2026-05-28Artificial Intelligence

Artificial Intelligence
AI summary

The authors noticed that current vision-language models (VLMs) struggle to find and explain unusual patterns in time-based data. To help with this, they created VisAnomBench, a special benchmark that includes time-series data with detailed explanations of anomalies, gathered using large VLMs. They then fine-tuned a new model called VisAnomReasoner on this benchmark, making it good at spotting and explaining unusual patterns in the data. Tests showed their model is much better than previous ones at accurately finding and describing anomalies, even on different datasets.

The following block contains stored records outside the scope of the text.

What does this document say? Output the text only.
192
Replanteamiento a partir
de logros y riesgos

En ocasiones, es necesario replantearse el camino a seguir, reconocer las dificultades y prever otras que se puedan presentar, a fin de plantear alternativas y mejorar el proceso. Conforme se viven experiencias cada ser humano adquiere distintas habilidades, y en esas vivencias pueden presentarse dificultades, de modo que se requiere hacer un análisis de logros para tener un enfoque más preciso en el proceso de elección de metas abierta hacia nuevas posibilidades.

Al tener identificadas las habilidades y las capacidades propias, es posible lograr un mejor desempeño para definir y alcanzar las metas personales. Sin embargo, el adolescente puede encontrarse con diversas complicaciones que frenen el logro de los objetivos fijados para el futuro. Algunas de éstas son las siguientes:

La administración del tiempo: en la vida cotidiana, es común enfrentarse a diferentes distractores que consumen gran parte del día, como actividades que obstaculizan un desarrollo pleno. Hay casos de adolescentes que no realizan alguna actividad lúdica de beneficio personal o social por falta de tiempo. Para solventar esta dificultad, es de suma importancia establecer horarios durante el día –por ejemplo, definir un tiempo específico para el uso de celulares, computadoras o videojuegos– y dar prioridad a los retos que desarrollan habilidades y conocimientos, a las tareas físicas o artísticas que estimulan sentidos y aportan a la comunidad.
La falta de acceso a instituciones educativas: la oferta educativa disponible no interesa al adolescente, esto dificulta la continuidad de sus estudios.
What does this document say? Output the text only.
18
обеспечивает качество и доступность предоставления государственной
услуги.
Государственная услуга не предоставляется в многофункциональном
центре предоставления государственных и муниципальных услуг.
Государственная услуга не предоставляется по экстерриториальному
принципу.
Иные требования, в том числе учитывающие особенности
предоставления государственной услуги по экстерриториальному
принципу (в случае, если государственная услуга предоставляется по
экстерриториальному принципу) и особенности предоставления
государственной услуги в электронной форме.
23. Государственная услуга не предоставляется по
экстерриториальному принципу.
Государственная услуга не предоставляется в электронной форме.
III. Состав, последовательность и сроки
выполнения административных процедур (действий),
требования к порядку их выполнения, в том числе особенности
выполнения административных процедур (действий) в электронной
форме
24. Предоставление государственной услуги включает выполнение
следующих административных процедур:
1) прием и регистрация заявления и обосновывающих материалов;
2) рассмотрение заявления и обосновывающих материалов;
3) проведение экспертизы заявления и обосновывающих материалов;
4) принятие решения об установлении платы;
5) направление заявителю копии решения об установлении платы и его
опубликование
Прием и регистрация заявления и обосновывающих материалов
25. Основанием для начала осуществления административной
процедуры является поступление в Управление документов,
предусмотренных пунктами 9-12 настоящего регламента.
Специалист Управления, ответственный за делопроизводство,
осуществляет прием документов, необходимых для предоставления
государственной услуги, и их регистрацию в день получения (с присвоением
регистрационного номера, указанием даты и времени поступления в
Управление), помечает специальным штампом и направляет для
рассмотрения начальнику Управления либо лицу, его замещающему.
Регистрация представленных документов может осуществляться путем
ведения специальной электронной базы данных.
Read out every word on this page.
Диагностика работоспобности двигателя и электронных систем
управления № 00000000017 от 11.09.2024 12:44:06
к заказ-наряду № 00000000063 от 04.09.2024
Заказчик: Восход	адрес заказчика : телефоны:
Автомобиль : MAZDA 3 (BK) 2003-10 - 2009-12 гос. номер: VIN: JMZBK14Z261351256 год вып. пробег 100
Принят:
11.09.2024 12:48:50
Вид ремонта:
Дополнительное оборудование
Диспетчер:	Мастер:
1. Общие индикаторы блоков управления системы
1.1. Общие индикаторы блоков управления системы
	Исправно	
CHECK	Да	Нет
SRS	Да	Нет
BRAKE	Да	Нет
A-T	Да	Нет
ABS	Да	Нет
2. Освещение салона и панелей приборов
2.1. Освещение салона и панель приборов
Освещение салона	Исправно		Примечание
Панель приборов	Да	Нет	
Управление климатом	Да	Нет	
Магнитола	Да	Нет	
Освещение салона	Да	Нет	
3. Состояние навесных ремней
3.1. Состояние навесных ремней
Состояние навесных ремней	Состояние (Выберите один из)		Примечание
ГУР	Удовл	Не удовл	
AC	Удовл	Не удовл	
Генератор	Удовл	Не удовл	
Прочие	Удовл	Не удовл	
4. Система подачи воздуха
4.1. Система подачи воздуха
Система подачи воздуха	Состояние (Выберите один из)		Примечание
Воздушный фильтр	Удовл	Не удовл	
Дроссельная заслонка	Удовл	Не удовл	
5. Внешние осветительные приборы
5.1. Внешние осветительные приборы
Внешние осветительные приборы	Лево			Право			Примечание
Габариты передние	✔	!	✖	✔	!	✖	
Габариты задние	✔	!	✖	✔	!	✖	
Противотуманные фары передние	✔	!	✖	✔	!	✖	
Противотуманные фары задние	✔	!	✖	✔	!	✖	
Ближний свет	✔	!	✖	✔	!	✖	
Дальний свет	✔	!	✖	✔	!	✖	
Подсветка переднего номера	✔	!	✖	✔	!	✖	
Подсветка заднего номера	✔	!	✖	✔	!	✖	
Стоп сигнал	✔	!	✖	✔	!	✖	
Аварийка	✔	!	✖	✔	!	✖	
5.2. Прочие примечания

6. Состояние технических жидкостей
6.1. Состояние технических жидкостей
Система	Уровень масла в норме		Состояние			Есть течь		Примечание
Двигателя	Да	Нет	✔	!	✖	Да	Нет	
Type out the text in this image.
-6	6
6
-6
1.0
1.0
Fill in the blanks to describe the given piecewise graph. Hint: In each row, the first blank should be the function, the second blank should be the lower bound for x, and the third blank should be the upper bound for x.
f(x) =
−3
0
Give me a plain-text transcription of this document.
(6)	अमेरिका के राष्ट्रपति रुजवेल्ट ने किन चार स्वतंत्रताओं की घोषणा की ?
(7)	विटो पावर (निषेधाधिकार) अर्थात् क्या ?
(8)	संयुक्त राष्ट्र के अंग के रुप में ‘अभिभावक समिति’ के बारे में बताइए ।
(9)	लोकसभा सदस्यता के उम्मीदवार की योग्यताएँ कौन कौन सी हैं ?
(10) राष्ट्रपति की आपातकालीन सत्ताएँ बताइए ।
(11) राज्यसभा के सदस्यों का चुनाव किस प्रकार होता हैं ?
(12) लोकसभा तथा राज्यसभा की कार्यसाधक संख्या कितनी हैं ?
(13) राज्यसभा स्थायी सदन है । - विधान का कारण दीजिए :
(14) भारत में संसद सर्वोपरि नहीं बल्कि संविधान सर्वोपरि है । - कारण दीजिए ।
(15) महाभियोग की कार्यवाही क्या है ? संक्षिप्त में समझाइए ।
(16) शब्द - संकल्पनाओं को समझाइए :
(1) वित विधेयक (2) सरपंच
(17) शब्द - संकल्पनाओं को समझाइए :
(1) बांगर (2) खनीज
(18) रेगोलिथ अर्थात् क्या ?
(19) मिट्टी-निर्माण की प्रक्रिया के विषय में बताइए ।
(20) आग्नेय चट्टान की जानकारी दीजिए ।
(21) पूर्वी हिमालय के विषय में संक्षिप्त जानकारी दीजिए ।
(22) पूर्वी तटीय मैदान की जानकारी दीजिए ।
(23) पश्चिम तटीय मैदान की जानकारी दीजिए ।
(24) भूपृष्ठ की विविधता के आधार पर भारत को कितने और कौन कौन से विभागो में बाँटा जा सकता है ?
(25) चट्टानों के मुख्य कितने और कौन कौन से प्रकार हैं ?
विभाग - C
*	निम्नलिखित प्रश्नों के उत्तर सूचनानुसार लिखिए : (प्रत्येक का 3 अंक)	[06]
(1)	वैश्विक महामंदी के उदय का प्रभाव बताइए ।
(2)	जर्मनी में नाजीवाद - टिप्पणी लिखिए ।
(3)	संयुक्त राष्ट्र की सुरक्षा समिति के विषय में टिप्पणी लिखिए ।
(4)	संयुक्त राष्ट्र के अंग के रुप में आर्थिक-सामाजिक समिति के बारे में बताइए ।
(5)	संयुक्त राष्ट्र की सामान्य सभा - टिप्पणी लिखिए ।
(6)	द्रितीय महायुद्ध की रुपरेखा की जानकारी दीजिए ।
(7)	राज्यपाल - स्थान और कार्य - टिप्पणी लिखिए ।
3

Vision-Language ModelsAnomaly DetectionTime-Series DataBenchmarkFine-tuningPrecisionF1 ScoreMultimodal Models
Authors
Xiaona Zhou, Muntasir Wahed, Tianjiao Yu, Constantin Brif, Ismini Lourentzou
Abstract
Recent advances in Vision-Language Models (VLMs) have achieved impressive performance across many tasks, yet prior studies report unsatisfactory performance when applying large language or multimodal models to finding abnormal patterns in sequential data. Public anomaly detection benchmarks typically provide interval annotations but not natural-language rationales, making it difficult to fine-tune VLMs to produce grounded, interpretable decisions. To address this gap, we construct VisAnomBench, a curated benchmark built from public time-series datasets and augmented with high-quality anomaly explanations selected from multiple large VLMs using fine-grained, task-specific rewards. Through fine-tuning on this benchmark, we develop VisAnomReasoner, a parameter-efficient VLM for time-series anomaly detection. Experimental results on VisAnomBench show that VisAnomReasoner achieves more accurate anomaly localization and consistently outperforms all baselines, with improvements of at least 21.23 and 23.87 percentage points in precision and F1, respectively. Additional experiments on the TSB-AD-U benchmark demonstrate strong cross-benchmark generalization, with VisAnomReasoner improving precision and F1 by 9.57 and 13.39 percentage points, respectively.